To support these entities’ work, EPA has designed a set of rules with several implementation flexibilities, including the creation of subcategories with no emissions limits, long lead times for compliance, and state discretion in creating implementation plans for existing sources. Should state energy and environmental regulators, operators and others implementing the final rules find those flexibilities insufficient, additional flexibilities are available. The Clean Air Act allows further leniency for individual, existing facilities through the “remaining useful life and other factors” provision and wider leniency through administrative enforcement discretion or emergency exception mechanisms. These flexibilities allow EPA to meaningfully answer concerns about energy adequacy without reducing its regulations’ stringency.
Moving forward
Through conscientious regulatory design, technical conferences and conversations like the one at the NARUC summit, EPA is fulfilling its responsibilities to coordinate with regulators and ensure that its rule compliance exemptions and other implementation flexibilities provide sufficient leeway for them to do their job. FERC, RTOs/ISOs, state regulatory bodies and vertically integrated utilities must now handle their pieces of the puzzle. They have already developed some tools to address both extreme weather impacts and clean energy resource integration, including mechanisms to enhance energy adequacy, grid capacity expansion and reliable grid operations. But they must refine and supplement these tools (including by pursuing more holistic modeling techniques for transmission planning).

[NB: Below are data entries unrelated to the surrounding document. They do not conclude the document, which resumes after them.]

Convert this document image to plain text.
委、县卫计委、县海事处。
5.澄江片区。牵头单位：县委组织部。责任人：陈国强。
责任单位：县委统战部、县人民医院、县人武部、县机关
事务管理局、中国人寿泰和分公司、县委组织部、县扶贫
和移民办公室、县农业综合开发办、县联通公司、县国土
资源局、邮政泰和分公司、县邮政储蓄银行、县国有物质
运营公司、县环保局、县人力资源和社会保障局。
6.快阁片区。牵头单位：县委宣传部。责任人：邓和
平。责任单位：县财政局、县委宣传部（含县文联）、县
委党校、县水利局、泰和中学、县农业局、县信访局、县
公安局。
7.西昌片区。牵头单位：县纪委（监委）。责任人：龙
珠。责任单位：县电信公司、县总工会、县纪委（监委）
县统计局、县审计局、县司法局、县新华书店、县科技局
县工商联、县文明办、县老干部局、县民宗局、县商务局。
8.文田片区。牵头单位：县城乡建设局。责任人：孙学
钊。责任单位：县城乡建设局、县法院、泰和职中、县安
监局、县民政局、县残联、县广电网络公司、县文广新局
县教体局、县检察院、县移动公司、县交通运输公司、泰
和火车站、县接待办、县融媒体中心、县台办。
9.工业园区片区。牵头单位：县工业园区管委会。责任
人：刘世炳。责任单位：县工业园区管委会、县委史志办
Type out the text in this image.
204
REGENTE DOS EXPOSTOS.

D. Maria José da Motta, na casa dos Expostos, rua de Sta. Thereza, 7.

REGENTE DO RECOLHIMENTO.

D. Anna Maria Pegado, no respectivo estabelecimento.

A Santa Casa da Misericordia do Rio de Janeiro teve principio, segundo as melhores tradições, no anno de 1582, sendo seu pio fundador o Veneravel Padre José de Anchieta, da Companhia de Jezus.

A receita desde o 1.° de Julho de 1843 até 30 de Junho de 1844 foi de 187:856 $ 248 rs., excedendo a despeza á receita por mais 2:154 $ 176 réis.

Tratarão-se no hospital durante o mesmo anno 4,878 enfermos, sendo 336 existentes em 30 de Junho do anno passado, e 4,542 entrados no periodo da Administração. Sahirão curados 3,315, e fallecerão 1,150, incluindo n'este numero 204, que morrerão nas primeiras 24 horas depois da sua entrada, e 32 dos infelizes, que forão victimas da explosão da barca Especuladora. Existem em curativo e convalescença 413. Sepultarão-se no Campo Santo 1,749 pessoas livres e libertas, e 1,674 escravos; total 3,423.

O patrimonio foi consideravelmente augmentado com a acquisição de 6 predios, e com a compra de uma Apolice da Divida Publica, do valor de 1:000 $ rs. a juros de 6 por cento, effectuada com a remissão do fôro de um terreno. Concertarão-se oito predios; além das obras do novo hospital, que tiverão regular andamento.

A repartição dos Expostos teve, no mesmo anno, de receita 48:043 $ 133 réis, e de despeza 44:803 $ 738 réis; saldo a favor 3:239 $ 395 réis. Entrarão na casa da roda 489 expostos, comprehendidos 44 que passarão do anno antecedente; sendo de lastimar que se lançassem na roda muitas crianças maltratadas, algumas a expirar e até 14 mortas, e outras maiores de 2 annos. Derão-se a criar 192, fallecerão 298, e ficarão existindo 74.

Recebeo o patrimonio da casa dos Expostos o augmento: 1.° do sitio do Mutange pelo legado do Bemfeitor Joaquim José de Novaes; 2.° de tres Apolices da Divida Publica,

NARUC’s winter summit showcased a wide array of state utility regulators’ efforts and conversations around ways to bolster these tools. EPA can move forward expeditiously to protect public health and limit GHG emissions from the full suite of fossil fuel-fired power plants — including existing gas-fired power plants — as it continues to work alongside these ongoing grid transformation efforts. The agency has provided regulatory flexibility and a suitable compliance runway to implement GHG limits for fossil fuel-fired power plants. Now the reliability-related entities must plow forward to ensure reasoned market entries and exits in light of the many economic incentives and market forces operators face.